Matthews, North Carolina based discount retailer Family Dollar Stores held its F1Q11 Earnings Call yesterday – January 05, 2011 as part of the call Chairman and CEO Howard Levine detailed the fast growing retailers growth and improvements to its Private Brand portfolio. The Private Brand commentary topped out at close to 500 words close to 15% of the main call. This is an impressive statement of commitment to the investment community that Private Brands are a significant strategic pillar. BRAVO!
In addition to our renovation program, we are investing to improve our in-stock position, expand our consumable assortments to include more national brands, and improve our value proposition. We are also expanding our marketing efforts and accelerating our private brand programs.
Several months ago, we began to focus on opportunities to drive greater sales through the improvement of our in-stock position in key areas. As evidenced by our inventory growth in the first quarter, we have invested in a number of initiatives to improve in-stocks. These investments are already having an impact on our sales and customer satisfaction survey results, and we continue to test opportunities to drive additional sales growth through in-stock improvement.
In recent quarters, expansion of our consumable sales was primarily realized through the addition of national brands. The expansion of national brands is a relatively quick way to increase our assortment in key driving areas and improve overall quality perception, but the growth of national brands doesn’t generally contribute to gross margin expansion. Consequently, we are working aggressively to better balance sales of national brands and sales of private brands.

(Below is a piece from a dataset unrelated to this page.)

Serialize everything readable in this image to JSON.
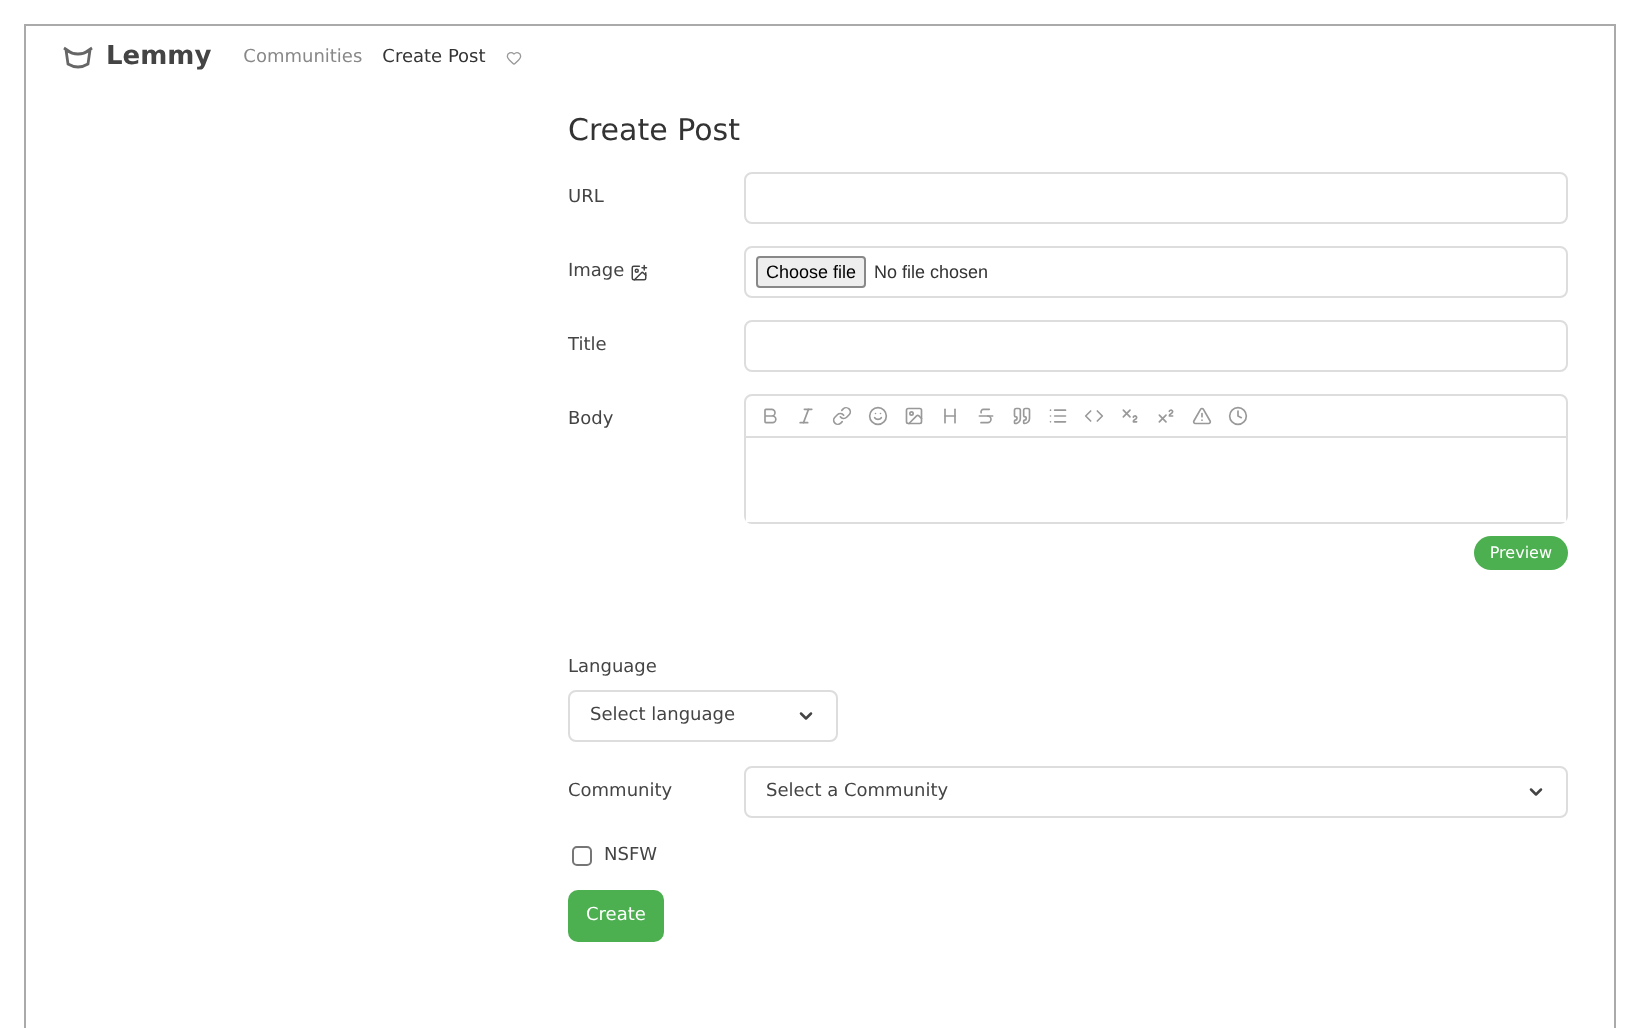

Our initial focus has resulted in the introduction of a few new Family Dollar brands as well as the conversion of vendor control labels. As a result, we have more control over quality standards and a greater opportunity to leverage brand value more effectively.
During the first quarter, we continued to expand our penetration of private brands. For example, today our Kidgets assortment accounts for half of our diaper sales, and this fall we introduced even more Kidgets baby care items for our customers.
We also continue to expand our assortment of Family Gourmet products. If you get a chance, try our new Family Gourmet breakfast items such as our pancake mix and syrup or our assortment of Family Gourmet coffee and creamers. I think you’ll be more than satisfied by the quality and very pleased with the price.
While we have made significant progress in expanding our penetration of private brands, we want to move faster. As a result, I’m pleased to announce that we recently established a strategic partnership with a leading sales and marketing company dedicated to the private brand space. Leveraging their extensive experience and resources, we intend to accelerate our efforts to expand our penetration of private brands.
The expansion of our assortment of private brands should lead to gross margin expansion over time. In addition, our investments to build an integrated global supply chain will support our private brand goals while also enabling us to reduce our merchandising costs.
Last year, less than 10% of our purchases were imported directly by us. We believe that we can reduce cost and improve quality with a better balance between direct relationships, agents, and U.S.-based trading companies. This year we have taken a significant step toward this goal with the opening of an office in Hong Kong.